Elle instaure également, soit des dispositifs juridiques totalement nouveaux, soit des règles remettant cette fois en cause des solutions dégagées jusque là par la jurisprudence.

Ces règles nouvelles sont cependant bien moins importantes en nombre que les hypothèses de reprises dans le code civil d’apports jurisprudentiels antérieurs.(Cf. Présentation générale de la réforme du droit des contrats 1ère partie)


I. Remise en cause de solutions jurisprudentielles antérieures

Cela vise principalement deux sujets.

Le nouvel article 1124 du Code civil met fin à la jurisprudence de la Cour de Cassation selon laquelle la rétractation d’une promesse unilatérale de vente ne peut être sanctionnée que par des dommages intérêts et non par la conclusion forcée du contrat, même lorsqu’elle intervient durant le délai d’option. (voir par ex. Civ. 3ème 12 juin 2013 n°12-19105)
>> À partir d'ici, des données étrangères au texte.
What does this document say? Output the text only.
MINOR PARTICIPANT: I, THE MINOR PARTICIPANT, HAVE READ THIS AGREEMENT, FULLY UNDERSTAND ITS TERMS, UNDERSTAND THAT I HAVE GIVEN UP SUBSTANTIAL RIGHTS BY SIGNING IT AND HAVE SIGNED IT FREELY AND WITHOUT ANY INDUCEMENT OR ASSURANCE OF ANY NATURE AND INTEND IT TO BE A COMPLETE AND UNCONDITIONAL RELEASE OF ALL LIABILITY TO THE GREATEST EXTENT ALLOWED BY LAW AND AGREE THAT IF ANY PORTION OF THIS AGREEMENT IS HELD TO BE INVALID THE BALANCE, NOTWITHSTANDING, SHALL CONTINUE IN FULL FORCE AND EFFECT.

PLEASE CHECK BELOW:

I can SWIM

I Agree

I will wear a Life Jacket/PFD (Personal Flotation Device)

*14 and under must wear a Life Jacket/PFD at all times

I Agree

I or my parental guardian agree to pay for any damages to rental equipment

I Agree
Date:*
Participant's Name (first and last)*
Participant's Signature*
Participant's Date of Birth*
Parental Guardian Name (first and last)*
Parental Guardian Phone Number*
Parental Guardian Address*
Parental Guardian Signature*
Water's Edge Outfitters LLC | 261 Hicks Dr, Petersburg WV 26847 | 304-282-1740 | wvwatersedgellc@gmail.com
Désormais, le promettant ne peut plus paralyser l’opération en revenant sur son engagement : « La révocation de la promesse pendant le temps laissé au bénéficiaire pour opter n’empêche pas la formation du contrat promis. Le contrat conclu en violation de la promesse unilatérale avec un tiers qui en connaissait l’existence est nul. » (Article 1124 alinéa 2 et 3)

Le bénéficiaire lésé pourra désormais exiger la conclusion et l’exécution forcée du contrat promis, et non plus se contenter de solliciter l’allocation de dommages intérêts.

Il devra cependant pour cela avoir levé l’option dans les conditions prévues par la promesse, sans se laisser influencer par le revirement du promettant et l’éventuel contrat passé par ce dernier avec un tiers de mauvaise foi.

La seconde jurisprudence remise en cause par l’ordonnance du 10 février 2016 a trait à l’opposabilité des ventes immobilières.

Dans le dernier état de sa jurisprudence (Civ. 3ème 19 juin 2012 n°11-17105) la Cour de cassation retenait que le second acquéreur d’un bien immobilier devait primer le premier acquéreur du même bien dès lors que la seconde vente étaient publiée en premier, et ce, quelque soit la mauvaise foi du second acquéreur.

Le nouvel article 1198 du Code civil réintroduit, heureusement, la notion de bonne foi : « lorsque deux acquéreurs successifs de droits portant sur un même immeuble tiennent leur droit d’une même personne, celui qui a, le premier, publié son titre d’acquisition passé en la forme authentique au fichier immobilier est préféré, même si son droit est postérieur, à condition qu’il soit de bonne foi. »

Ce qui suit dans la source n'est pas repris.